When I got back to my room I couldn’t believe it – my eyes were nearly swollen shut, and having taken my coat off I could see my neck was covered in hives. I was also getting really wheezy breathing and was boiling hot.  I started frantically removing layers while doing a Google search for “what does it mean if your eyes are swollen and you have hives and can’t breathe” – basically, it means an allergic reaction to something that is nearly always food  if it comes on so quickly, which means it must have been the kleina. I had only had a very small amount of hot chocolate and I was already feeling the symptoms by the time I was drinking it.

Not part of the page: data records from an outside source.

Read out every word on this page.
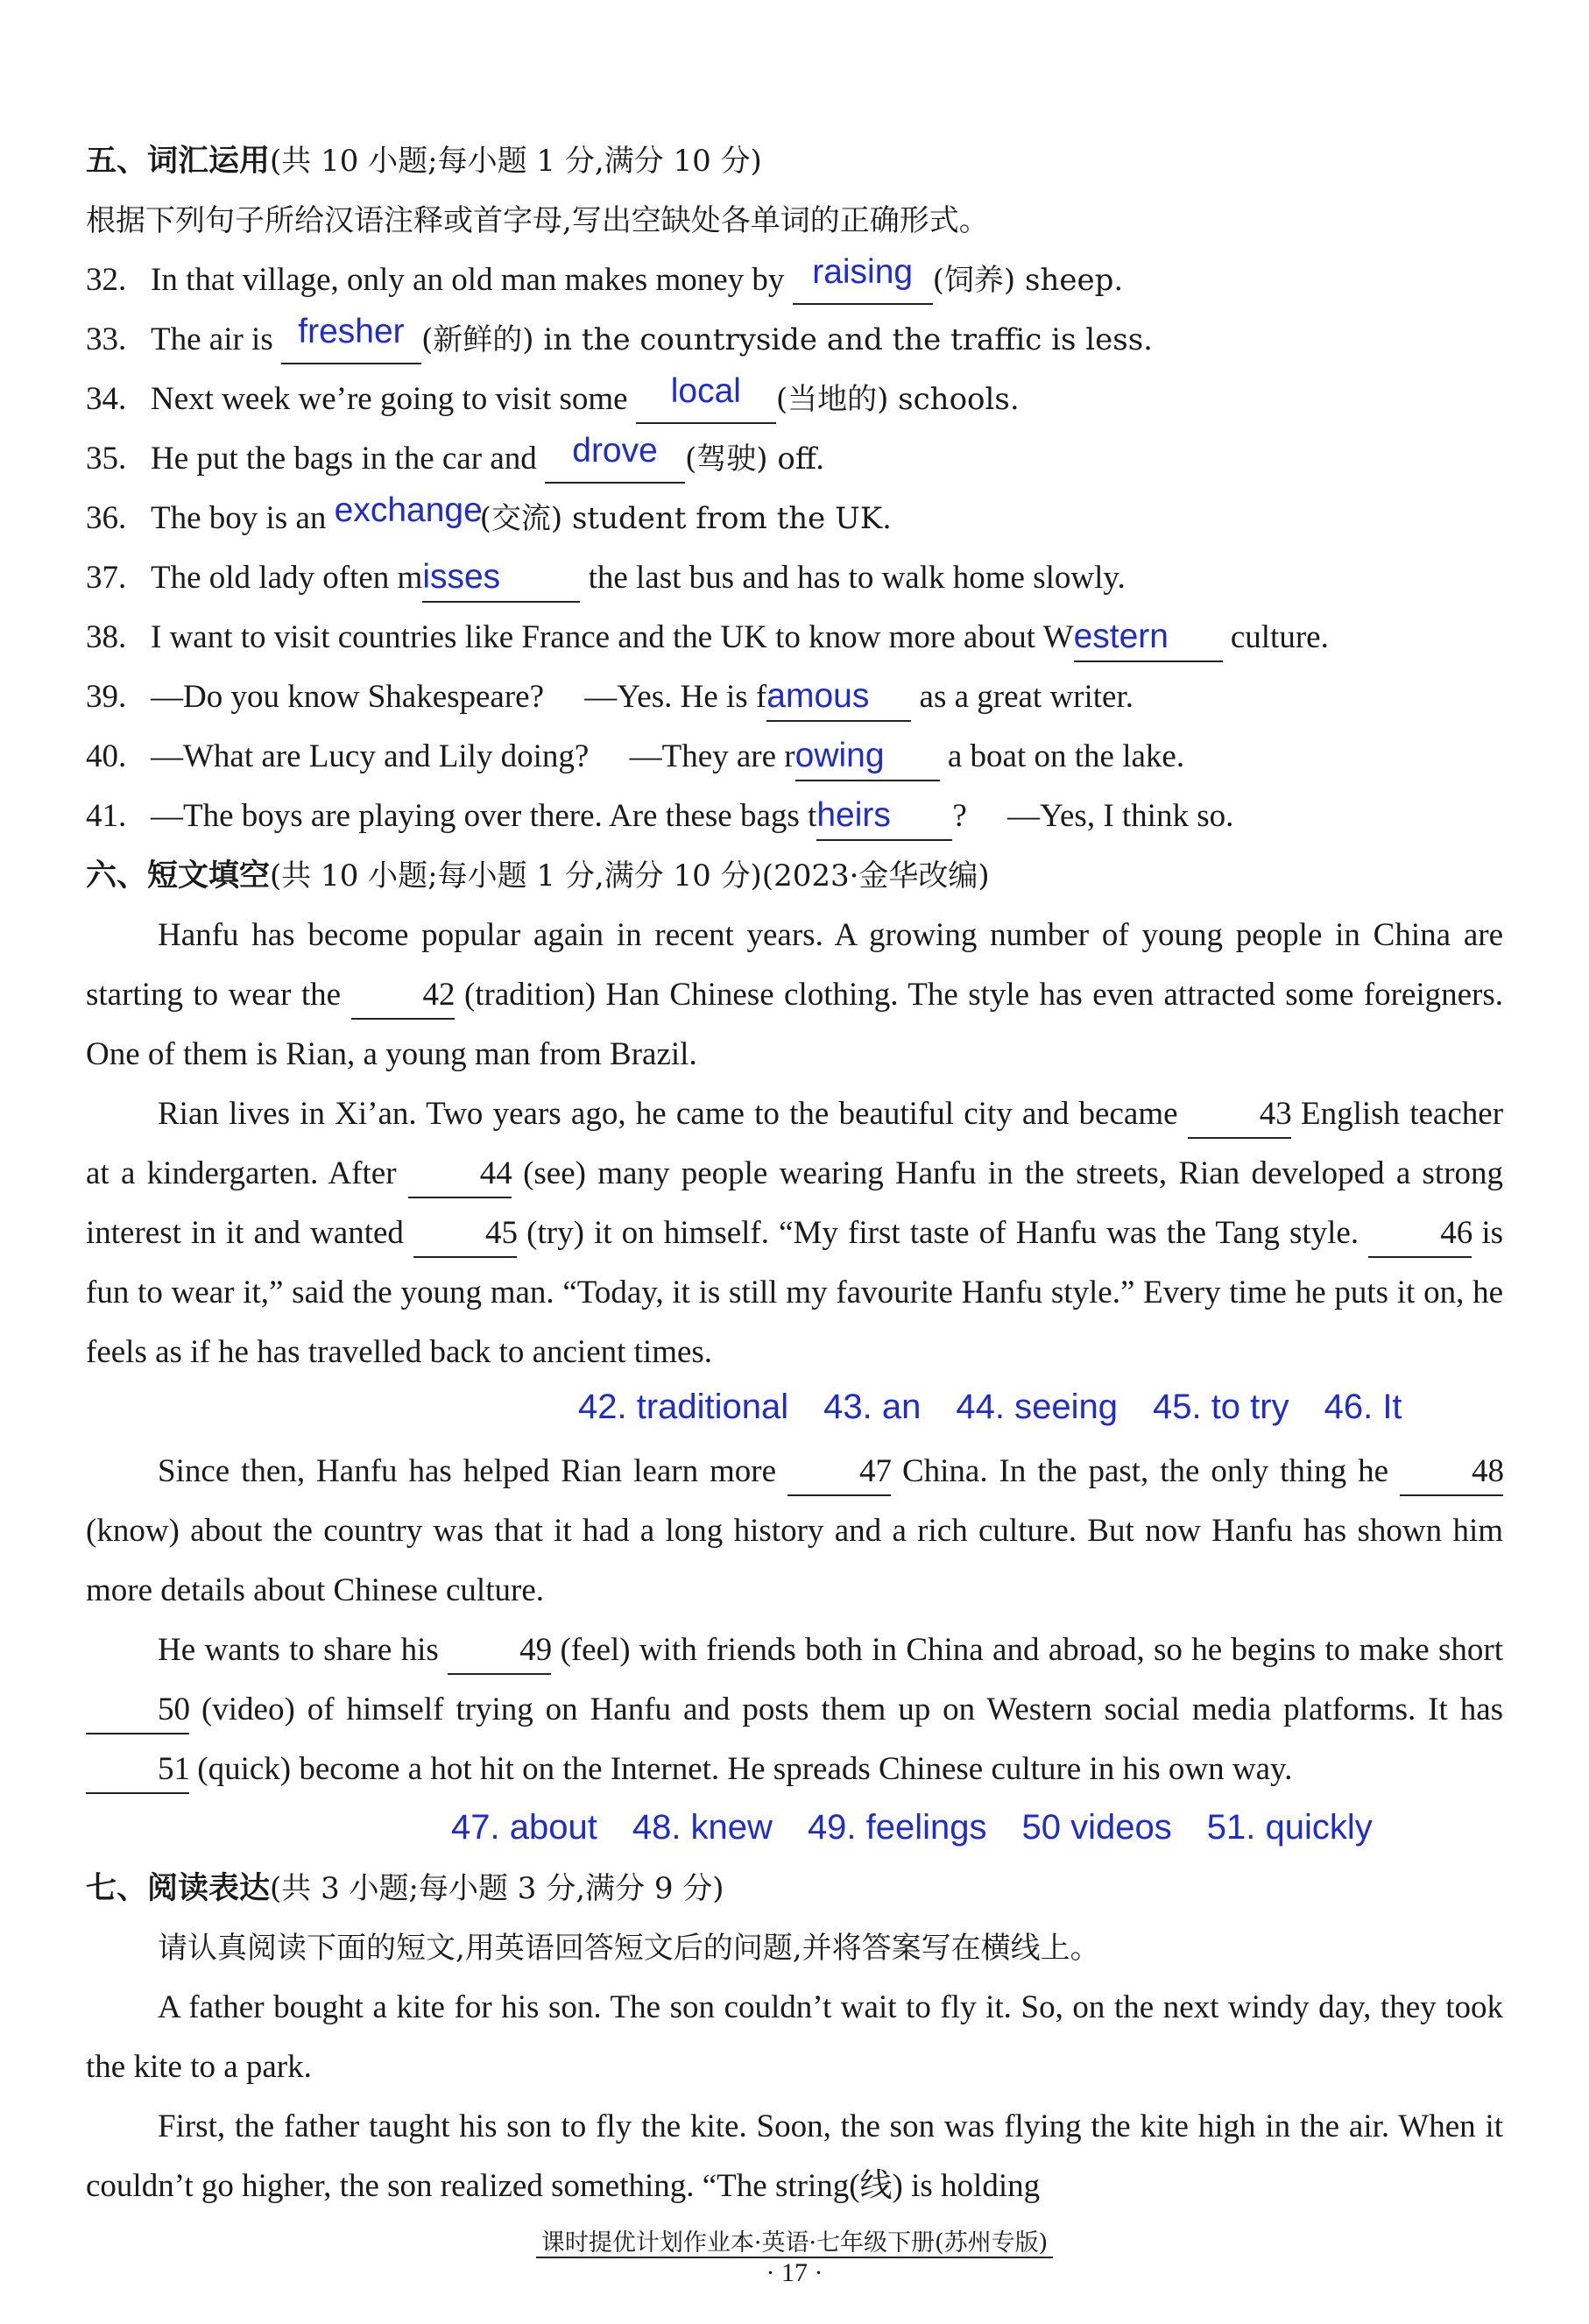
五、词汇运用(共 10 小题;每小题 1 分,满分 10 分)
根据下列句子所给汉语注释或首字母,写出空缺处各单词的正确形式。
32. In that village, only an old man makes money by raising (饲养) sheep.
33. The air is fresher (新鲜的) in the countryside and the traffic is less.
34. Next week we’re going to visit some local (当地的) schools.
35. He put the bags in the car and drove (驾驶) off.
36. The boy is an exchange(交流) student from the UK.
37. The old lady often misses	the last bus and has to walk home slowly.
38. I want to visit countries like France and the UK to know more about Western culture.
39. —Do you know Shakespeare?　 —Yes. He is famous as a great writer.
40. —What are Lucy and Lily doing?　 —They are rowing a boat on the lake.
41. —The boys are playing over there. Are these bags theirs ?　 —Yes, I think so.
六、短文填空(共 10 小题;每小题 1 分,满分 10 分)(2023·金华改编)
Hanfu has become popular again in recent years. A growing number of young people in China are starting to wear the	42 (tradition) Han Chinese clothing. The style has even attracted some foreigners. One of them is Rian, a young man from Brazil.
Rian lives in Xi’an. Two years ago, he came to the beautiful city and became	43 English teacher at a kindergarten. After	44 (see) many people wearing Hanfu in the streets, Rian developed a strong interest in it and wanted	45 (try) it on himself. “My first taste of Hanfu was the Tang style.	46 is fun to wear it,” said the young man. “Today, it is still my favourite Hanfu style.” Every time he puts it on, he feels as if he has travelled back to ancient times.
42. traditional 43. an 44. seeing 45. to try 46. It
Since then, Hanfu has helped Rian learn more	47 China. In the past, the only thing he	48 (know) about the country was that it had a long history and a rich culture. But now Hanfu has shown him more details about Chinese culture.
He wants to share his 49 (feel) with friends both in China and abroad, so he begins to make short 50 (video) of himself trying on Hanfu and posts them up on Western social media platforms. It has 51 (quick) become a hot hit on the Internet. He spreads Chinese culture in his own way.
47. about 48. knew 49. feelings 50 videos 51. quickly
七、阅读表达(共 3 小题;每小题 3 分,满分 9 分)
请认真阅读下面的短文,用英语回答短文后的问题,并将答案写在横线上。
A father bought a kite for his son. The son couldn’t wait to fly it. So, on the next windy day, they took the kite to a park.
First, the father taught his son to fly the kite. Soon, the son was flying the kite high in the air. When it couldn’t go higher, the son realized something. “The string(线) is holding
课时提优计划作业本·英语·七年级下册(苏州专版)
· 17 ·
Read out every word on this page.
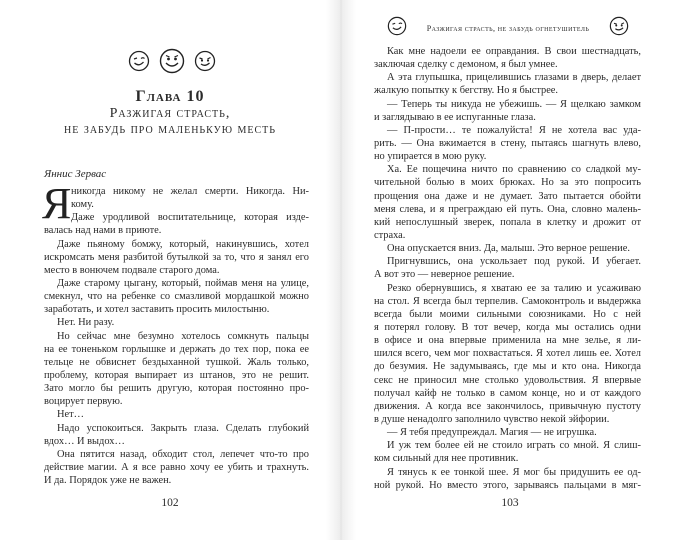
Глава 10
Разжигая страсть,
не забудь про маленькую месть
Яннис Зервас
Я никогда никому не желал смерти. Никогда. Ни-
кому.
Даже уродливой воспитательнице, которая изде-
валась над нами в приюте.
Даже пьяному бомжу, который, накинувшись, хотел
искромсать меня разбитой бутылкой за то, что я занял его
место в вонючем подвале старого дома.
Даже старому цыгану, который, поймав меня на улице,
смекнул, что на ребенке со смазливой мордашкой можно
заработать, и хотел заставить просить милостыню.
Нет. Ни разу.
Но сейчас мне безумно хотелось сомкнуть пальцы
на ее тоненьком горлышке и держать до тех пор, пока ее
тельце не обвиснет бездыханной тушкой. Жаль только,
проблему, которая выпирает из штанов, это не решит.
Зато могло бы решить другую, которая постоянно про-
воцирует первую.
Нет…
Надо успокоиться. Закрыть глаза. Сделать глубокий
вдох… И выдох…
Она пятится назад, обходит стол, лепечет что-то про
действие магии. А я все равно хочу ее убить и трахнуть.
И да. Порядок уже не важен.
102
Разжигая страсть, не забудь огнетушитель
Как мне надоели ее оправдания. В свои шестнадцать,
заключая сделку с демоном, я был умнее.
А эта глупышка, прицелившись глазами в дверь, делает
жалкую попытку к бегству. Но я быстрее.
— Теперь ты никуда не убежишь. — Я щелкаю замком
и заглядываю в ее испуганные глаза.
— П-прости… те пожалуйста! Я не хотела вас уда-
рить. — Она вжимается в стену, пытаясь шагнуть влево,
но упирается в мою руку.
Ха. Ее пощечина ничто по сравнению со сладкой му-
чительной болью в моих брюках. Но за это попросить
прощения она даже и не думает. Зато пытается обойти
меня слева, и я преграждаю ей путь. Она, словно малень-
кий непослушный зверек, попала в клетку и дрожит от
страха.
Она опускается вниз. Да, малыш. Это верное решение.
Пригнувшись, она ускользает под рукой. И убегает.
А вот это — неверное решение.
Резко обернувшись, я хватаю ее за талию и усаживаю
на стол. Я всегда был терпелив. Самоконтроль и выдержка
всегда были моими сильными союзниками. Но с ней
я потерял голову. В тот вечер, когда мы остались одни
в офисе и она впервые применила на мне зелье, я ли-
шился всего, чем мог похвастаться. Я хотел лишь ее. Хотел
до безумия. Не задумываясь, где мы и кто она. Никогда
секс не приносил мне столько удовольствия. Я впервые
получал кайф не только в самом конце, но и от каждого
движения. А когда все закончилось, привычную пустоту
в душе ненадолго заполнило чувство некой эйфории.
— Я тебя предупреждал. Магия — не игрушка.
И уж тем более ей не стоило играть со мной. Я слиш-
ком сильный для нее противник.
Я тянусь к ее тонкой шее. Я мог бы придушить ее од-
ной рукой. Но вместо этого, зарываясь пальцами в мяг-
103
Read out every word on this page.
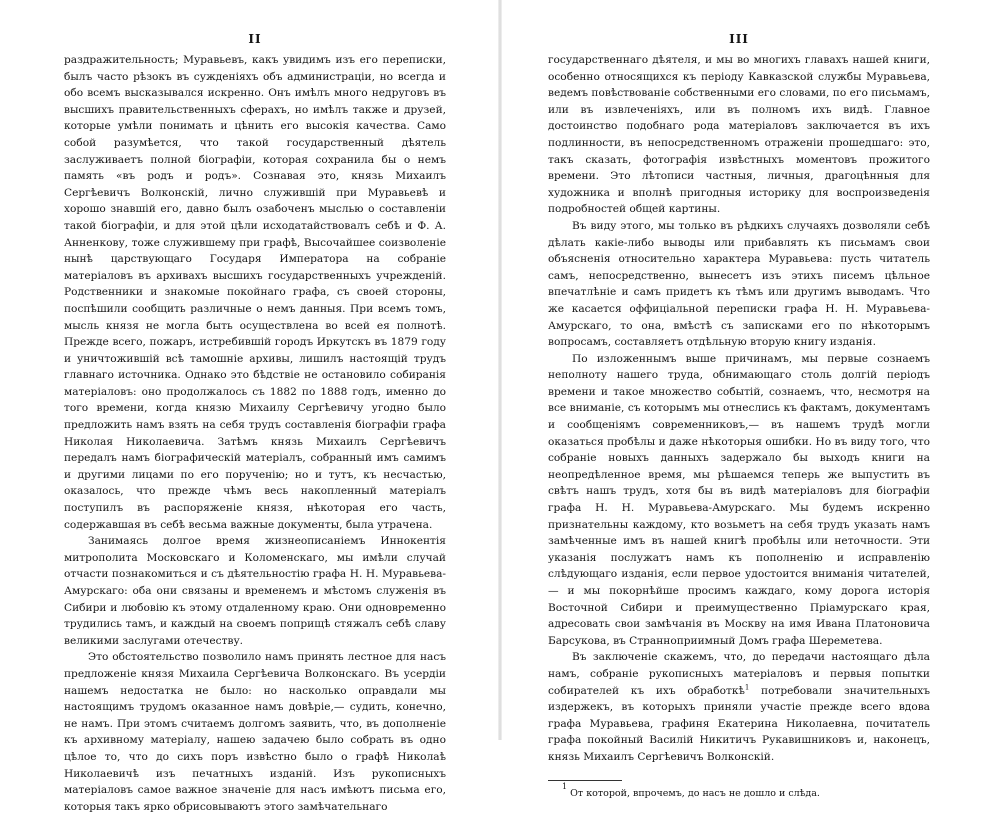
II

раздражительность; Муравьевъ, какъ увидимъ изъ его переписки, былъ часто рѣзокъ въ сужденіяхъ объ администраціи, но всегда и обо всемъ высказывался искренно. Онъ имѣлъ много недруговъ въ высшихъ правительственныхъ сферахъ, но имѣлъ также и друзей, которые умѣли понимать и цѣнить его высокія качества. Само собой разумѣется, что такой государственный дѣятель заслуживаетъ полной біографіи, которая сохранила бы о немъ память «въ родъ и родъ». Сознавая это, князь Михаилъ Сергѣевичъ Волконскій, лично служившій при Муравьевѣ и хорошо знавшій его, давно былъ озабоченъ мыслью о составленіи такой біографіи, и для этой цѣли исходатайствовалъ себѣ и Ф. А. Анненкову, тоже служившему при графѣ, Высочайшее соизволеніе нынѣ царствующаго Государя Императора на собраніе матеріаловъ въ архивахъ высшихъ государственныхъ учрежденій. Родственники и знакомые покойнаго графа, съ своей стороны, поспѣшили сообщить различные о немъ данныя. При всемъ томъ, мысль князя не могла быть осуществлена во всей ея полнотѣ. Прежде всего, пожаръ, истребившій городъ Иркутскъ въ 1879 году и уничтожившій всѣ тамошніе архивы, лишилъ настоящій трудъ главнаго источника. Однако это бѣдствіе не остановило собиранія матеріаловъ: оно продолжалось съ 1882 по 1888 годъ, именно до того времени, когда князю Михаилу Сергѣевичу угодно было предложить намъ взять на себя трудъ составленія біографіи графа Николая Николаевича. Затѣмъ князь Михаилъ Сергѣевичъ передалъ намъ біографическій матеріалъ, собранный имъ самимъ и другими лицами по его порученію; но и тутъ, къ несчастью, оказалось, что прежде чѣмъ весь накопленный матеріалъ поступилъ въ распоряженіе князя, нѣкоторая его часть, содержавшая въ себѣ весьма важные документы, была утрачена.

Занимаясь долгое время жизнеописаніемъ Иннокентія митрополита Московскаго и Коломенскаго, мы имѣли случай отчасти познакомиться и съ дѣятельностію графа Н. Н. Муравьева-Амурскаго: оба они связаны и временемъ и мѣстомъ служенія въ Сибири и любовію къ этому отдаленному краю. Они одновременно трудились тамъ, и каждый на своемъ поприщѣ стяжалъ себѣ славу великими заслугами отечеству.

Это обстоятельство позволило намъ принять лестное для насъ предложеніе князя Михаила Сергѣевича Волконскаго. Въ усердіи нашемъ недостатка не было: но насколько оправдали мы настоящимъ трудомъ оказанное намъ довѣріе,— судить, конечно, не намъ. При этомъ считаемъ долгомъ заявить, что, въ дополненіе къ архивному матеріалу, нашею задачею было собрать въ одно цѣлое то, что до сихъ поръ извѣстно было о графѣ Николаѣ Николаевичѣ изъ печатныхъ изданій. Изъ рукописныхъ матеріаловъ самое важное значеніе для насъ имѣютъ письма его, которыя такъ ярко обрисовываютъ этого замѣчательнаго

III

государственнаго дѣятеля, и мы во многихъ главахъ нашей книги, особенно относящихся къ періоду Кавказской службы Муравьева, ведемъ повѣствованіе собственными его словами, по его письмамъ, или въ извлеченіяхъ, или въ полномъ ихъ видѣ. Главное достоинство подобнаго рода матеріаловъ заключается въ ихъ подлинности, въ непосредственномъ отраженіи прошедшаго: это, такъ сказать, фотографія извѣстныхъ моментовъ прожитого времени. Это лѣтописи частныя, личныя, драгоцѣнныя для художника и вполнѣ пригодныя историку для воспроизведенія подробностей общей картины.

Въ виду этого, мы только въ рѣдкихъ случаяхъ дозволяли себѣ дѣлать какіе-либо выводы или прибавлять къ письмамъ свои объясненія относительно характера Муравьева: пусть читатель самъ, непосредственно, вынесетъ изъ этихъ писемъ цѣльное впечатлѣніе и самъ придетъ къ тѣмъ или другимъ выводамъ. Что же касается оффиціальной переписки графа Н. Н. Муравьева-Амурскаго, то она, вмѣстѣ съ записками его по нѣкоторымъ вопросамъ, составляетъ отдѣльную вторую книгу изданія.

По изложеннымъ выше причинамъ, мы первые сознаемъ неполноту нашего труда, обнимающаго столь долгій періодъ времени и такое множество событій, сознаемъ, что, несмотря на все вниманіе, съ которымъ мы отнеслись къ фактамъ, документамъ и сообщеніямъ современниковъ,— въ нашемъ трудѣ могли оказаться пробѣлы и даже нѣкоторыя ошибки. Но въ виду того, что собраніе новыхъ данныхъ задержало бы выходъ книги на неопредѣленное время, мы рѣшаемся теперь же выпустить въ свѣтъ нашъ трудъ, хотя бы въ видѣ матеріаловъ для біографіи графа Н. Н. Муравьева-Амурскаго. Мы будемъ искренно признательны каждому, кто возьметъ на себя трудъ указать намъ замѣченные имъ въ нашей книгѣ пробѣлы или неточности. Эти указанія послужатъ намъ къ пополненію и исправленію слѣдующаго изданія, если первое удостоится вниманія читателей,— и мы покорнѣйше просимъ каждаго, кому дорога исторія Восточной Сибири и преимущественно Пріамурскаго края, адресовать свои замѣчанія въ Москву на имя Ивана Платоновича Барсукова, въ Странноприимный Домъ графа Шереметева.

Въ заключеніе скажемъ, что, до передачи настоящаго дѣла намъ, собраніе рукописныхъ матеріаловъ и первыя попытки собирателей къ ихъ обработкѣ$^1$ потребовали значительныхъ издержекъ, въ которыхъ приняли участіе прежде всего вдова графа Муравьева, графиня Екатерина Николаевна, почитатель графа покойный Василій Никитичъ Рукавишниковъ и, наконецъ, князь Михаилъ Сергѣевичъ Волконскій.

$^1$ От которой, впрочемъ, до насъ не дошло и слѣда.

To cut a long story short, I became very British and rather than possibly disturb the receptionist with my problems, I burst out into the night searching for somewhere to buy antihistamines. At least it was dark and no one could see my ugly eyes and hives.  I couldn’t find anywhere still open, but walking around in the cold air felt better than being inside and the more I walked around the more my symptoms were going down. After a couple of hours I was back to normal except for the breathing problems which continued for the rest of the night. Strangely enough I would have found it really embarrassing to get a doctor involved at any point, although if it got to the point where I couldn’t open my eyes or breathe I would have swallowed my pride!

I’ve never had any allergic reaction to food before or since so I don’t know what the problem was. Apparently kleina are cooked in tallow (animal fat) and I’m not sure how much of that I eat normally but I must have eaten things cooked in this way before, and I had eaten many a kleina with no problem before. I don’t know why I had such a strong reaction but it’s made me wary of ever eating one again, which is really annoying. If you go to Iceland, please have one for me!

Have you ever had any ridiculous medical episodes when travelling??